Find the reaction forces of shaft AB

[LT72884]

Homework Statement

find reaction forces of shaft AB

Relevant Equations

NA

Given: r1 = 0.75 r2 = 1.5
Ok, i have done statics and dynamics, but this book does things differently than the way i accomplished it in the previous classes. This is for mechanical engineering design class.

Here is my question. They take sum of the moments along X, which goes through the center of the rod, but i can't seem to see where they are taking the moment AT? Also where does (0.75) came from? I know its the radius of the gear on the shaft, but why are they using it for F? That is not even in the x direction. i do not see why and where they took the moment at.

thanks:)

 

[LT72884]

Determine the reactions of simply supported, overhanging and cantilever beams; Calculate and draw the shearing force and bending moment diagrams of beams ... would be subjected to a torque, it would be called and treated as a shaft.

this doesn't seem to help me figure out where they are taking the moment at in the picture. They say the sum of the moments about x, but i don't see x and i don't see why they are bringing in the gear dimensions to anser the question

 

[Lnewqban]

this doesn't seem to help me figure out where they are taking the moment at in the picture. They say the sum of the moments about x, but i don't see x and i don't see why they are bringing in the gear dimensions to anser the question

Since they show the directions of axes y and z, we can assume that each axis x is colineal with the rotational axis of each of the shafts.

The book is trying to calculate the force on the contacting teeth of the gears from the value of the input moment trying to twist the input shaft, which acts about its axis.
That equation shows the balance (Mx=0) between reactive torque of F times r1 and input torque.

The problem is that something is not correct in the book, because shaft AB (linked to gear of r1=0.75 inch) is represented in figure c rather than d.

The torque exerted by each gear on its shaft is proportional to its radius (r1 for input shaft and r2 for output shaft).
The output torque should be greater than the input torque in the same proportion in which r1 and r2 are different (as F is the same for both).

 

[LT72884]

im glad I am not the only one who noticed the issue with the book with the typo.

I thought when we took a moment, it was force(distance) why is it not force time the distance from the gear to the end of the shaft? why is it force time the distance of the gear, IE r1?

thanks

 

[Lnewqban]

... I thought when we took a moment, it was force(distance) why is it not force time the distance from the gear to the end of the shaft?

Please, note that you have force and distance(s) acting on the three planes.
Force F is trying to bend the shaft and induces both reaction forces at the bearings.
Same for force N.
As force F is the only acting off the axis of rotation of the shaft, it also induces a torsional moment.

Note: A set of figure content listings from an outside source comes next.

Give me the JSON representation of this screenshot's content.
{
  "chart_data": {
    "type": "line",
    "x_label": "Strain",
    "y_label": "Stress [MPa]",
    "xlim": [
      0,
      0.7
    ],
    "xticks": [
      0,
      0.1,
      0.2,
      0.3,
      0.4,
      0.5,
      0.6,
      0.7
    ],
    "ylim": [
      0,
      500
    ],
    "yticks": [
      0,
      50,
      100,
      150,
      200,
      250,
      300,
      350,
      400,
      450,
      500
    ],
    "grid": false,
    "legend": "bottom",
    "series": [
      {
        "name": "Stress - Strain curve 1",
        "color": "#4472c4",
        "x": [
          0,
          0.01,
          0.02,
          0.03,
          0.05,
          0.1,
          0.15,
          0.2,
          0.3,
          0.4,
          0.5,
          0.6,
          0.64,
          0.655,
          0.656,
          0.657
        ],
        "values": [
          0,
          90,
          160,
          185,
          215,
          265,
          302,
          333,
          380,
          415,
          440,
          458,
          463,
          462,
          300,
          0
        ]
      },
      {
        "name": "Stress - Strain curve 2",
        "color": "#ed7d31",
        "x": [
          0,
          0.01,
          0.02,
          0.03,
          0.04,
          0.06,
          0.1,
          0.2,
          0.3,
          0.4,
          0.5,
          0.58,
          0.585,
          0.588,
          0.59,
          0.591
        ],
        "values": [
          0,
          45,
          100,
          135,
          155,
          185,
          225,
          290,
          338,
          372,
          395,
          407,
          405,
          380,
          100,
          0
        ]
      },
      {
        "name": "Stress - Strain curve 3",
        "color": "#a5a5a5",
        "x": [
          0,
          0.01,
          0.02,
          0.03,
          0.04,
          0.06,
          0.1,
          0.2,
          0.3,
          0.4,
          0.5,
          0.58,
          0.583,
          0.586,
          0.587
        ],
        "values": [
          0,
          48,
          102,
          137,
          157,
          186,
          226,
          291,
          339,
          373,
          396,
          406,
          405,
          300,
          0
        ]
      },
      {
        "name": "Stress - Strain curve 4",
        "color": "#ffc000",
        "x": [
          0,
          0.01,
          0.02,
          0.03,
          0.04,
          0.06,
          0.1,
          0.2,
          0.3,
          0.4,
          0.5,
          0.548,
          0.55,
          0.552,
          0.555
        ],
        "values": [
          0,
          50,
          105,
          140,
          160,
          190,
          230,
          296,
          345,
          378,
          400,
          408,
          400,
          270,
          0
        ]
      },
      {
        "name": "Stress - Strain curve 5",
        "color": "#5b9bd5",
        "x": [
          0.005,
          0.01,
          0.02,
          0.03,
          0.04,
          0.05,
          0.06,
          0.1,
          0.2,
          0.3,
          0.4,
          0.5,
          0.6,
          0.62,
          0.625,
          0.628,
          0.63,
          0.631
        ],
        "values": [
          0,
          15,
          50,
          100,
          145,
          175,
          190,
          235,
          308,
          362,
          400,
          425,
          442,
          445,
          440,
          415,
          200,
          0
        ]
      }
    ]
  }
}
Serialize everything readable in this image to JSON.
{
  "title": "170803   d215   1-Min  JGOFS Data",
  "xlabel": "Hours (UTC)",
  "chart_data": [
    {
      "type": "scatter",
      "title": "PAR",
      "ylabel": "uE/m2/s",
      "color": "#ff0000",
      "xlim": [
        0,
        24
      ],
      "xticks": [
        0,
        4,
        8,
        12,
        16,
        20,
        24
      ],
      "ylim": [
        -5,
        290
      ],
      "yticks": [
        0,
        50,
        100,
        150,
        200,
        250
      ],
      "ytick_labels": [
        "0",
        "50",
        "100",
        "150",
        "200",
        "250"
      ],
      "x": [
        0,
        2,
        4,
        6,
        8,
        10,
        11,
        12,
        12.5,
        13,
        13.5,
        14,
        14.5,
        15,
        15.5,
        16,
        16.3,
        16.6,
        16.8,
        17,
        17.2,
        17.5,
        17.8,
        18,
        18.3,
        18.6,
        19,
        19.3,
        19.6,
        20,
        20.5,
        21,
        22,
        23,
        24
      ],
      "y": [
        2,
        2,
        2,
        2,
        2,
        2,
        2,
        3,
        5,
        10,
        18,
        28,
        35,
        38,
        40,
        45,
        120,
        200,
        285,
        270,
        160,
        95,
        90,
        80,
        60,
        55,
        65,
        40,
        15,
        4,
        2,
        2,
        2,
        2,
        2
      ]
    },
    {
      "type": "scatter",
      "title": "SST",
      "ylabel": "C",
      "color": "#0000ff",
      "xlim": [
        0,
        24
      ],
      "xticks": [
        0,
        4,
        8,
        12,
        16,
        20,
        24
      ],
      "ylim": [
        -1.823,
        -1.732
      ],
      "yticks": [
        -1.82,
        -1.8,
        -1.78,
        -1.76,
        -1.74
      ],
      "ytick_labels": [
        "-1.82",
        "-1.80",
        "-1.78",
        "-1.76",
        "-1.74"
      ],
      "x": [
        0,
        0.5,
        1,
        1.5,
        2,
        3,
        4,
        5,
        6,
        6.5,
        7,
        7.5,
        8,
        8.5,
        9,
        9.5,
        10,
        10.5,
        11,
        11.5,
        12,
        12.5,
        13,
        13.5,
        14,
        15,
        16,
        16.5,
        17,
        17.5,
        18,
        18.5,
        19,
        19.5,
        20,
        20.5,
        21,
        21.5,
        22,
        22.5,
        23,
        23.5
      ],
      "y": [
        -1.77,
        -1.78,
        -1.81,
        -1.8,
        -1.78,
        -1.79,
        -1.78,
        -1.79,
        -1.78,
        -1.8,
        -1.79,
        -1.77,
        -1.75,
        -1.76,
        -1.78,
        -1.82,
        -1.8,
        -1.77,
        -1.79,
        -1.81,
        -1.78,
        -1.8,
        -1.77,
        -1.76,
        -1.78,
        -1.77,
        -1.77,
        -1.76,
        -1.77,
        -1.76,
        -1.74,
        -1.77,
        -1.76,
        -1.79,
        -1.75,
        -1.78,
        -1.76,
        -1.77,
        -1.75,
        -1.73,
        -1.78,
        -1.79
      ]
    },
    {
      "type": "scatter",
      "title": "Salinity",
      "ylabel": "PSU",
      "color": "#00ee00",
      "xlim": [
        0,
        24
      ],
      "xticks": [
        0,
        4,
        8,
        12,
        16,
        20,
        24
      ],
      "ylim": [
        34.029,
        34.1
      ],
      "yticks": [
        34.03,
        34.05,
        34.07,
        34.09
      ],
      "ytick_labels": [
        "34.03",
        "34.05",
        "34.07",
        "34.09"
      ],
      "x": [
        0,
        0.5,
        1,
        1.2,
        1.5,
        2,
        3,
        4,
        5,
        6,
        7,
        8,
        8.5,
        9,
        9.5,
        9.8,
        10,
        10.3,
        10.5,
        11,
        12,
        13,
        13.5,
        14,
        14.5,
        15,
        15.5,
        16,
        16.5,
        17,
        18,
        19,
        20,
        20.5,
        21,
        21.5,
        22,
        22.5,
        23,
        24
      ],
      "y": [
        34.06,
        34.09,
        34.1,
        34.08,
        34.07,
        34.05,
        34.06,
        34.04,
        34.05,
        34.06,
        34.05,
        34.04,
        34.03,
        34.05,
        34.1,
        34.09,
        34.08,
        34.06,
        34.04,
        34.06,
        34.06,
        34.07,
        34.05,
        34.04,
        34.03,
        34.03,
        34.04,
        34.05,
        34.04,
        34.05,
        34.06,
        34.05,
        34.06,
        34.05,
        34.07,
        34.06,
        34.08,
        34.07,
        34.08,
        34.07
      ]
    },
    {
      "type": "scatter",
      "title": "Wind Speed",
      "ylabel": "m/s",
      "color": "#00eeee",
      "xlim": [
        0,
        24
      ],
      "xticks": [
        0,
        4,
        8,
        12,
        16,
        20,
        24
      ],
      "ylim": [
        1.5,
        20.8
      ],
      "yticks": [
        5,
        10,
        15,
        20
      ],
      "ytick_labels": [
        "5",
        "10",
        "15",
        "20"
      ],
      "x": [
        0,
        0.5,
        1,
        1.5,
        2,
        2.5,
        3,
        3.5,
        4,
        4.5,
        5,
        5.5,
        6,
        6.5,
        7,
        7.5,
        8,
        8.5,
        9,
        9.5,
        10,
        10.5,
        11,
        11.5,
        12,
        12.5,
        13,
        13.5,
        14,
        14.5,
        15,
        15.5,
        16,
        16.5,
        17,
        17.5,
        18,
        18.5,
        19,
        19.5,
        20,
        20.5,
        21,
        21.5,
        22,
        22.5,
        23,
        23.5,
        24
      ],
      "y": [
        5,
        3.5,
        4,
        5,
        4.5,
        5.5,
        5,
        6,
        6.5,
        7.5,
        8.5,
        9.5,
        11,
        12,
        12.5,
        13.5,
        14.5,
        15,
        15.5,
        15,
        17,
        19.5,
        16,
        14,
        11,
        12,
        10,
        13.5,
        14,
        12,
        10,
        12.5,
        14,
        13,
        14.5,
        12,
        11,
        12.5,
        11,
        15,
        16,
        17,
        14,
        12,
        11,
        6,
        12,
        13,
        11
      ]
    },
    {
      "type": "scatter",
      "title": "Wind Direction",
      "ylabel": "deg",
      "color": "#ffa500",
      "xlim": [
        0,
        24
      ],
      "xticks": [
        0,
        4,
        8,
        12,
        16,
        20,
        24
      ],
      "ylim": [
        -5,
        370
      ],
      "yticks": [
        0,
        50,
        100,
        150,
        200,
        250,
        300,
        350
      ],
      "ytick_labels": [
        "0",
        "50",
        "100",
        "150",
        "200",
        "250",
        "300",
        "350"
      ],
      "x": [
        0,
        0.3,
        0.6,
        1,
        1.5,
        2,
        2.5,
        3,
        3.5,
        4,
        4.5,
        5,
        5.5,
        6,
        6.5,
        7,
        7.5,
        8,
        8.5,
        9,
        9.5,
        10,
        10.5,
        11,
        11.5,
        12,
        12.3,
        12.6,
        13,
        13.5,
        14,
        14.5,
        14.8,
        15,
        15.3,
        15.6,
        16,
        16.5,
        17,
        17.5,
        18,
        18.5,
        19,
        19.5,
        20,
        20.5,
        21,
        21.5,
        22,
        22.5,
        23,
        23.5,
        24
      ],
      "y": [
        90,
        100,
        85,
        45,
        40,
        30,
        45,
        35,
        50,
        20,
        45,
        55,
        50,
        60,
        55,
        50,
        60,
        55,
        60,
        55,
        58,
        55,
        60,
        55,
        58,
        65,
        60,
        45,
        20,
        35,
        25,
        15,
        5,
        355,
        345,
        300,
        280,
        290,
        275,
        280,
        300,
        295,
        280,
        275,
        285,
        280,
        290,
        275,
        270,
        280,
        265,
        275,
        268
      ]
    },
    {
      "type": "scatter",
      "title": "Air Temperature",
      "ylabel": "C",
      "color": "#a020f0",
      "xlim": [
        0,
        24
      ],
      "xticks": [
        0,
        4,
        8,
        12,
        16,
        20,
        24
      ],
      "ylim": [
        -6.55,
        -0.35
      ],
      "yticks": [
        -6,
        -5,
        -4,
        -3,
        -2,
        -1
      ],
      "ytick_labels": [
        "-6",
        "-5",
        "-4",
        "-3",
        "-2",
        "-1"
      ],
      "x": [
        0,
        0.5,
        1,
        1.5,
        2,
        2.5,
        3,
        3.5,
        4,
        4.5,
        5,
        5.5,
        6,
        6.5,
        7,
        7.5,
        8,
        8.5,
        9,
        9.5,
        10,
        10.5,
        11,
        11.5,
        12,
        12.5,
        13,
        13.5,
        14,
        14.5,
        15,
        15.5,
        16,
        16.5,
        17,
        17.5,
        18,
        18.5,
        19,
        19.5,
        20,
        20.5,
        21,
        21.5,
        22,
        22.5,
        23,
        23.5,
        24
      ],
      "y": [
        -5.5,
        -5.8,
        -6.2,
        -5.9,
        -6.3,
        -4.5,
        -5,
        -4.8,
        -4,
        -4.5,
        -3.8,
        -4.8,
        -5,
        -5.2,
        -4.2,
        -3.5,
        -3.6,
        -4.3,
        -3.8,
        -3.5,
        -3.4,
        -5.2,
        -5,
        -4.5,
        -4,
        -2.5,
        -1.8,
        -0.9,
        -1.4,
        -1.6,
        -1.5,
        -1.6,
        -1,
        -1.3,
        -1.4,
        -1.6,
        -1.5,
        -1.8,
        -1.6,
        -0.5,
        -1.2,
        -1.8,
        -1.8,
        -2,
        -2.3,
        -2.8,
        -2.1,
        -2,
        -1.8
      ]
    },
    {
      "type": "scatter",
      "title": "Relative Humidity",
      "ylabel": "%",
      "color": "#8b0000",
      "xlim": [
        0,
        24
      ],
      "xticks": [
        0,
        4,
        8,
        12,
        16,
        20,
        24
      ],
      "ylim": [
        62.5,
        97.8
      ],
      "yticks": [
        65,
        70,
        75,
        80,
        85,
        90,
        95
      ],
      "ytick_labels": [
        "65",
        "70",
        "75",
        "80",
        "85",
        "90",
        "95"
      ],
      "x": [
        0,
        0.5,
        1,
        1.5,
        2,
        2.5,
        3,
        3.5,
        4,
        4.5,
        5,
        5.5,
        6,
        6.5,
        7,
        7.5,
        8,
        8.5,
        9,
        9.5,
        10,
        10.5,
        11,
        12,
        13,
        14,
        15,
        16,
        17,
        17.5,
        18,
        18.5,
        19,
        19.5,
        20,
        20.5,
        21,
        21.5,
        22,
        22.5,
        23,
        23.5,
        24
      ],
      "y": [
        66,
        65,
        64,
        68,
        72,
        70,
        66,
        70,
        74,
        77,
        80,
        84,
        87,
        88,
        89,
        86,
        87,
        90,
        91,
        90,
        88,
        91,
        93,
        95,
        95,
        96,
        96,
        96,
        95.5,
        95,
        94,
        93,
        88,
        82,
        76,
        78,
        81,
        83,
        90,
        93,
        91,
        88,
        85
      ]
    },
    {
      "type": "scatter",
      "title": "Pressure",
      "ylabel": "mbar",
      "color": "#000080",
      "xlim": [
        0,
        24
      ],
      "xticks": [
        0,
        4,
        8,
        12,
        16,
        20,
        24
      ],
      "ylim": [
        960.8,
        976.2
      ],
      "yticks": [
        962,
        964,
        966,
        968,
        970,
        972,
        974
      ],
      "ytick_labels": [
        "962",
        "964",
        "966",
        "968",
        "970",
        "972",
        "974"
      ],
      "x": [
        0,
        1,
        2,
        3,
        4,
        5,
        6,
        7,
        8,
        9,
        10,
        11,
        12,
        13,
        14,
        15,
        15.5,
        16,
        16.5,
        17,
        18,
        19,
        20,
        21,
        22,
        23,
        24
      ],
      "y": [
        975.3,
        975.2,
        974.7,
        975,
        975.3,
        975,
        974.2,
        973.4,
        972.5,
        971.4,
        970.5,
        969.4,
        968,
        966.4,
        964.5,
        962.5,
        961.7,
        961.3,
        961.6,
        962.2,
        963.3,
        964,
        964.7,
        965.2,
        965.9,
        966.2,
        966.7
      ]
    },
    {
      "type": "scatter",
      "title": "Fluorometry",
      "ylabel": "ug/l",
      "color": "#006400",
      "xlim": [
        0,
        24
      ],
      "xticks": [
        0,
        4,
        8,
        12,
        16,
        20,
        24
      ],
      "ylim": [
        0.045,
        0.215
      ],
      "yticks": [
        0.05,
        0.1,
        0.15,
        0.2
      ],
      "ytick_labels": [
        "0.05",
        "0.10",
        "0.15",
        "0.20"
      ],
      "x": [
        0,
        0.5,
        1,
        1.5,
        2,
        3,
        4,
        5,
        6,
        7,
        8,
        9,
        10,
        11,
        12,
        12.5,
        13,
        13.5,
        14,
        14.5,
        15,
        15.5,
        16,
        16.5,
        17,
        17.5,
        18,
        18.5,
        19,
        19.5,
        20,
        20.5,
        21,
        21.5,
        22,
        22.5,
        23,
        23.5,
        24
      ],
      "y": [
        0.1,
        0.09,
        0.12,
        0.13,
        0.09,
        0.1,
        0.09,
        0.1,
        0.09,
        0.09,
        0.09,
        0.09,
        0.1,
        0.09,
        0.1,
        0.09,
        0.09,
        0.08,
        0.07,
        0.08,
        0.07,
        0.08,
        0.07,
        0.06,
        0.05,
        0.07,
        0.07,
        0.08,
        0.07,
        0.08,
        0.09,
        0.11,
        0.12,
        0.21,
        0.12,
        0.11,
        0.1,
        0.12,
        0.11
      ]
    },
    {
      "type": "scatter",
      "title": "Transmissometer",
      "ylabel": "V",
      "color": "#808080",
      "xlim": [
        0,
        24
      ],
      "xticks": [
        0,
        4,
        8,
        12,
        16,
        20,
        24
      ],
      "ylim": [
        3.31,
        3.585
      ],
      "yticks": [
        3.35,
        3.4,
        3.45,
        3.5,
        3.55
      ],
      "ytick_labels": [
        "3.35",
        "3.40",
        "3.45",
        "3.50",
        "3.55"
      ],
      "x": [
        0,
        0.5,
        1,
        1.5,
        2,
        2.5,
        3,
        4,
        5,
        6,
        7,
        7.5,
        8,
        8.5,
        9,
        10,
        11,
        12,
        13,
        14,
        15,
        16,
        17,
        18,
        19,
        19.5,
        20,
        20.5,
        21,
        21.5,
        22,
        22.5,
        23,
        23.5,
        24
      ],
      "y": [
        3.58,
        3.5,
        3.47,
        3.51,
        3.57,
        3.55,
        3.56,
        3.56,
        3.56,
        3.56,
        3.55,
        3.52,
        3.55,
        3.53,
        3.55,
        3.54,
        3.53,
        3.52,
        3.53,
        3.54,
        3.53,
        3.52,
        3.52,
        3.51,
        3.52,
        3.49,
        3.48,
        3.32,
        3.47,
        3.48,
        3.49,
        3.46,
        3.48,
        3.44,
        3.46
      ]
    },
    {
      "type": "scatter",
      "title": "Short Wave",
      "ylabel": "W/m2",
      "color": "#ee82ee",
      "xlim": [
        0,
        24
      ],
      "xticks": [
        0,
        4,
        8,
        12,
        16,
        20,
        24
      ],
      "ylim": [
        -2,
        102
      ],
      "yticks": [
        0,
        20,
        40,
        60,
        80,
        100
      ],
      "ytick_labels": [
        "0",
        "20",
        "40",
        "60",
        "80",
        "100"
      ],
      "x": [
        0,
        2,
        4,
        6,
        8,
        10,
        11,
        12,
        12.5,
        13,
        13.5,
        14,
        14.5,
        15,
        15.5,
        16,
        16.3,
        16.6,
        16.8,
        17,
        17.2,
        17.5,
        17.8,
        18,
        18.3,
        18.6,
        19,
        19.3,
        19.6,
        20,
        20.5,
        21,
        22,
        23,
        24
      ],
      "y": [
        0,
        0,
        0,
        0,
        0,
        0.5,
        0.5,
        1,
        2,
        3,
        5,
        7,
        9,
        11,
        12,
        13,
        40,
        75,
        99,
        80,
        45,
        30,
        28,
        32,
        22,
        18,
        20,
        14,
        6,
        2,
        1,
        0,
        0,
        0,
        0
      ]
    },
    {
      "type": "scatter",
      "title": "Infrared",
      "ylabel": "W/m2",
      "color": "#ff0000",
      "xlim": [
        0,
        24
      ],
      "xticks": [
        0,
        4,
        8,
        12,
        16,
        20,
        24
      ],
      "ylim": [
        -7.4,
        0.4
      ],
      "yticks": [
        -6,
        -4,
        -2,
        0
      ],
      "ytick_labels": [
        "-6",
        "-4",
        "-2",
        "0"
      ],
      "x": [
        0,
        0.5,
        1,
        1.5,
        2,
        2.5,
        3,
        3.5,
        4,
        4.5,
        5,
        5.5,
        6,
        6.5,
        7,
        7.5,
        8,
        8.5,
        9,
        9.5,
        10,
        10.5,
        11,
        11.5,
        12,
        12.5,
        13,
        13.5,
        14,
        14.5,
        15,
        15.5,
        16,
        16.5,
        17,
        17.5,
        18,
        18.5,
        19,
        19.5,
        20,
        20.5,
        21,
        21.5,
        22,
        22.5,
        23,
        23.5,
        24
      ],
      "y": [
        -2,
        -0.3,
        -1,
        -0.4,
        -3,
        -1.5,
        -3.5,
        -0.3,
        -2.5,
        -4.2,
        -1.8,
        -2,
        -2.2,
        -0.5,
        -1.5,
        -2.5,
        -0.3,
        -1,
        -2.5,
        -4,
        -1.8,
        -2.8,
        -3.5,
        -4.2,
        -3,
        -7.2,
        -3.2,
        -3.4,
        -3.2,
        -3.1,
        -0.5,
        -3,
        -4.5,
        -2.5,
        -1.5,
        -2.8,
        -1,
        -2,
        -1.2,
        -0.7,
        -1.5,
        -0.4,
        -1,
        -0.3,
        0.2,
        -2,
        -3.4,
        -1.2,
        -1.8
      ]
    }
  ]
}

Using force times distance, you can calculate any of the two bending moments and the torsional moment.
Each of those moments acts about a different axis of rotation.

 

[onatirec]

The shafts are spinning at constant speeds so the sum of moments about their longitudinal axes must be =0 (no acceleration). This is stated in the problem. Summing the moments along this axis means accounting for all forces and moments that would act in such a direction as to cause the shaft to rotate (or prevent it from rotating - if counteracting another moment). Looking at shaft AB, there are two moments acting on it (along x-axis): (240in-lb) and (-F*r1) with r1=0.75 given. These must sum to 0.

You might need to familiarize yourself with how moments are specified. For example, with your fist closed and thumb up, a moment in the direction of your thumb corresponds to a rotation following the curl of your fingers.